Anyone who knows me knows I am a big Saoirse Ronan fan. One of the best young actresses in Hollywood right now, every film she performs in brings audiences a new character, a new story and a new accent. Lady Bird is no different. As the titular character, Ronan transforms into a teenaged Christine ‘Lady Bird’ McPherson living in Sacramento, California and dreaming of making her escape come graduation.
She struggles to maintain a relationship with her Mother, Marion McPherson- who just wants the best for her daughter, despite their strong personalities clashing in basically every scene.
Lady Bird wants to get into a college far away from Sacramento- preferably in New York. Her best friend Julie (Beanie Feldstein) has resigned herself to the fact she will go to city college and stay in their hometown forever. Even when Lady Bird befriends the coolest girl in school, Jenna (Odeya Rush), she tells her that she wants to stay in Sacramento forever, and send her daughters to the same Catholic school the girls currently attend.
The problem for Lady Bird is that she doesn’t quite know what she wants, or how she wants to get there. She has minor delusions of grandeur- she is outraged when she is not cast as the star in the school play- even telling Julie that she didn’t deserve it. She tells her guidance counsellor she wants to get into schools like Yale- despite not having the grades to get even close. She comes across self absorbed and shallow, but really she is just misunderstood, trying to navigate her way through the minefields of high school and teenage life.
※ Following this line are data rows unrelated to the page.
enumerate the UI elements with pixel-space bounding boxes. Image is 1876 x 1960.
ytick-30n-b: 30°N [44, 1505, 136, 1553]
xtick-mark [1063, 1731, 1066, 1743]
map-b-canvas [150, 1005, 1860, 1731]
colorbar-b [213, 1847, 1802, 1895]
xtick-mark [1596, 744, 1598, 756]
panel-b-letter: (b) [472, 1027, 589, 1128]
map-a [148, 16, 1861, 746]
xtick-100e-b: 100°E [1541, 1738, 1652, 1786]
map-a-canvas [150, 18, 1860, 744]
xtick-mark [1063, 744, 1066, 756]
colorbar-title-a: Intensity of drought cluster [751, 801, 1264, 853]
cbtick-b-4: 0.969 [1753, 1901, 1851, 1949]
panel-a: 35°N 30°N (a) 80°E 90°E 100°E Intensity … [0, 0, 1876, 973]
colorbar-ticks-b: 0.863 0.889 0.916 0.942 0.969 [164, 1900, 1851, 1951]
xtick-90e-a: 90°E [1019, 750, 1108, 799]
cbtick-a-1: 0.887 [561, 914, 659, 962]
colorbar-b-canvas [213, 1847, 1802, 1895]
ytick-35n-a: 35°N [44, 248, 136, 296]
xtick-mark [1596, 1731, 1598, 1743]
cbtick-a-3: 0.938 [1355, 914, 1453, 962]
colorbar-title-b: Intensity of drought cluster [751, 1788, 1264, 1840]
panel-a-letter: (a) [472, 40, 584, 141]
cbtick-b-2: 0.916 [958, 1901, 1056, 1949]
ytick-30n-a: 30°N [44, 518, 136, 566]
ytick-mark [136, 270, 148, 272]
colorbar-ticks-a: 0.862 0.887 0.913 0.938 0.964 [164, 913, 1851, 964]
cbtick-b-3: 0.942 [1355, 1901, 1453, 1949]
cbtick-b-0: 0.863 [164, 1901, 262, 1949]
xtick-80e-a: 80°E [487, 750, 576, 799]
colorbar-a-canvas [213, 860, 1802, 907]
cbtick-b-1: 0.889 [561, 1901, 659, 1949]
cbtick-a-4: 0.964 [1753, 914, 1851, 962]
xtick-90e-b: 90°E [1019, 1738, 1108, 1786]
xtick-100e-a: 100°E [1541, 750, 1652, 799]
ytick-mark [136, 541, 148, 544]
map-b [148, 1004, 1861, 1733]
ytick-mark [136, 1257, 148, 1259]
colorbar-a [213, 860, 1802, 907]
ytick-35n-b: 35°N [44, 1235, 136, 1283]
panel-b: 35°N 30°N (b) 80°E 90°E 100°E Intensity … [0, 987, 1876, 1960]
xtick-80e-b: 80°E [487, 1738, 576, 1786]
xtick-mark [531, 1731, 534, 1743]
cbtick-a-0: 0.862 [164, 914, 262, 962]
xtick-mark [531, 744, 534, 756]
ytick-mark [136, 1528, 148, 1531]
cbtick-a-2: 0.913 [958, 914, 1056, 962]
One thing Lady Bird is interested in is love. She falls head over heels for Danny (Lucas Hedges), whom she meets in drama club. Danny can sing, dance, act and treats Lady Bird like a princess. He lives in the rich part of town, and seems like her perfect match.
This being a movie, he of course, isn’t. After her first love with Danny, Lady Bird becomes enthralled with the cooler than cool Kyle (Timothée Chalamet), who reads philosophy at coffee shops, plays in a band and doesn’t believe in the concept of money.
Kyle gives Lady Bird a completely different experience of love than Danny does, and she realises that that isn’t what she wants either. All of this builds up to the classic climax of any teen romance- prom night. (No more spoilers- you’ll have to watch to find out what happens next)
In short, Lady Bird is a coming of age film that you’ve seen one hundred times before. Christine battles through high school cliques, college applications and first love (and second love) during the one and a half hours screen time.
What makes this film different? Greta Gerwig based this movie on her own experiences as a teenager, and you can tell. The whole film feels more genuine than any coming of age movie I’ve seen before. There is truth in each scene, in each performance. Lady Bird finally gives the everyman a coming of age film you can relate to.